If we are going to have some sort of long form engagement with this party, we may want to understand their psychology better. We should be prepared to be wrong in our assessments for we have an agenda, but we should study them anyway, and adjust our analysis according to our findings.
After our initial analysis of this other person is complete, and all of our adjustments have been made, we may want to focus some of our attention on the third party that was informed by this other person of their decision to dislike you. It possible that the third party plays no role in this, other than being a third party, but is it possible that that person plays an instrumental role in this other person not liking you. It’s possible that you may be a perceived threat in the relationship they have with this third party, and they have an agenda with this other person fears you may expose. It’s also possible that they’re insecure people and they fear that you’re better. Whatever the case is, it’s possible that you may never be able to entirely figure it out. It’s also possible that their insecurities are such that they’ve overestimated you, but they don’t want to take that chance.
“I don’t know why,” we’ve all heard others say about others. “I just don’t like them.” Perhaps the people that don’t like you are saying these same things about you. Perhaps they can’t put their finger on why they don’t like you. They just don’t.

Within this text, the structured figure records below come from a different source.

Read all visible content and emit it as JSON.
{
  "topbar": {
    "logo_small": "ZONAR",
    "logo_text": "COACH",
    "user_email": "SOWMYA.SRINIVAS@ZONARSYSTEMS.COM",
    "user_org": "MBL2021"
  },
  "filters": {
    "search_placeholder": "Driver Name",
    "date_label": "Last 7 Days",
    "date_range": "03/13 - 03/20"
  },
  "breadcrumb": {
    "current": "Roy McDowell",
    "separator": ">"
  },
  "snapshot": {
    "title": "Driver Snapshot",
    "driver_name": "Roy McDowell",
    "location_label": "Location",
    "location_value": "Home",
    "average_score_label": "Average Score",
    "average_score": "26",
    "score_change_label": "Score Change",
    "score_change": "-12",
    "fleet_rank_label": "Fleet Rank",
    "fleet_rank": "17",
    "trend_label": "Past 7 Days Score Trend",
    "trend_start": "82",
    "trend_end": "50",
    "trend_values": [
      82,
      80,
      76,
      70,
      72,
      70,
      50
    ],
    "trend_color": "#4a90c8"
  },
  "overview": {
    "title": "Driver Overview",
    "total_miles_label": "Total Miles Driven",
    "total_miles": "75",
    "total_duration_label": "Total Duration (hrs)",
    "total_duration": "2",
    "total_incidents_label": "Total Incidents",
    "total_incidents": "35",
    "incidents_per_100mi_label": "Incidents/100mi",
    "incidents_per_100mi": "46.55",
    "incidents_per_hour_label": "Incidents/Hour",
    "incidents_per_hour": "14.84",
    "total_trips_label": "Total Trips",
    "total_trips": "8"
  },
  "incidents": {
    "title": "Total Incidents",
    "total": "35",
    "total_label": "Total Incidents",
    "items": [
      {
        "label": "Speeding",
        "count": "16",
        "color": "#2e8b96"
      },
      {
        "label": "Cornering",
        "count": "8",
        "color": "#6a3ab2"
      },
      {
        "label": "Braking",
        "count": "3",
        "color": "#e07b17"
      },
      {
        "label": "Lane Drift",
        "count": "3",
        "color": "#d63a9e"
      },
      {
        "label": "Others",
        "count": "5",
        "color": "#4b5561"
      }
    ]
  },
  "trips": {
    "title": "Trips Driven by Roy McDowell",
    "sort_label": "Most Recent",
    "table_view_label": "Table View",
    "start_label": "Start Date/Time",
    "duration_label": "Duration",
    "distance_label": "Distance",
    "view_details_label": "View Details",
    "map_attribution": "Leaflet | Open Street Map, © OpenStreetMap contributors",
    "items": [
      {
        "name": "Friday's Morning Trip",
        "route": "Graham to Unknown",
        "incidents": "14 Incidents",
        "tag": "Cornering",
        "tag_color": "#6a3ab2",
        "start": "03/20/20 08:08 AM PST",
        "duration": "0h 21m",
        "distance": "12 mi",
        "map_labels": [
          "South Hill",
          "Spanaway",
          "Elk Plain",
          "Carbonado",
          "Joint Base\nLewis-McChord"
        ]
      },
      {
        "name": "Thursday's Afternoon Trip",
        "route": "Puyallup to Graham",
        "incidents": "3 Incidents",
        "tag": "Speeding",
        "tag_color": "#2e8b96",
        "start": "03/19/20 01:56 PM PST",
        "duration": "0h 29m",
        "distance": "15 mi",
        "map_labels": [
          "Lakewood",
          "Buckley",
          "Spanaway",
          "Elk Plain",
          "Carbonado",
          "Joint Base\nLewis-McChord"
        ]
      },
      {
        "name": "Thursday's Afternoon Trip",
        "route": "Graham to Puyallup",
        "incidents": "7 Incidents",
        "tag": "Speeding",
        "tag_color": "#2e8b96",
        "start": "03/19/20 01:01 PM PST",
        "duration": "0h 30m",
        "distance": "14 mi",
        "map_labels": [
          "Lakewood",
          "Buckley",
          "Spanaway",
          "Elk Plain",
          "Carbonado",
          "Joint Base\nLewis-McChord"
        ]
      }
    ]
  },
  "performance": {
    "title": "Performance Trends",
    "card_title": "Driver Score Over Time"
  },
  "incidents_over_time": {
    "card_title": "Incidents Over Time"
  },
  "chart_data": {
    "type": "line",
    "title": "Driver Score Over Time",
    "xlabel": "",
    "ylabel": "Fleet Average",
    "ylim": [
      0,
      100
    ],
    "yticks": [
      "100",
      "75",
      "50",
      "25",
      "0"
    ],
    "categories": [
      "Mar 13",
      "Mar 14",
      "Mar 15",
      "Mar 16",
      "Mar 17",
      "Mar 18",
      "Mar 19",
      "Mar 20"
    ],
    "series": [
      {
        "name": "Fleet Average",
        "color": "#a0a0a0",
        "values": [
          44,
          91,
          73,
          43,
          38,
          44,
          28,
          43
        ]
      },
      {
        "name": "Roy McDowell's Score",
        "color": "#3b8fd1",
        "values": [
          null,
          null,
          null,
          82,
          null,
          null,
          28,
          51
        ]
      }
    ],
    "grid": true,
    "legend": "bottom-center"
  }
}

If they do know, they’re probably not going to tell anyone, for that would reveal something about them. They also don’t want to reveal the exact reason, because watching you flop around like a fish on shore, trying to figure it out, gives them some joy.
All we know is they don’t like you, and we’re all sure that they are rude to you behind your back, and they speak ill of you. You’re sure they have a reason, and you’ve searched through a million possibilities, but that egotistical part keeps gnawing at you, until you began to believe that it is the only truth possible. You never did anything to get them to dislike you. The idea that not everyone is going to like you, is something you figured out in third grade, but there are some that don’t like you for very specific reasons, and they’ll never let you know what those reasons are, because it is so vital to everything that they’re trying to do that they have such a block with it that they won’t be able to think up an excuse that covers for the fact that they live in fear of the possibility that you may be able to uncover the real truth about them. Very rarely do you receive an unintended compliment so profound that it affects your daily life, and it’s even rarer when it comes in form of a negative vibe.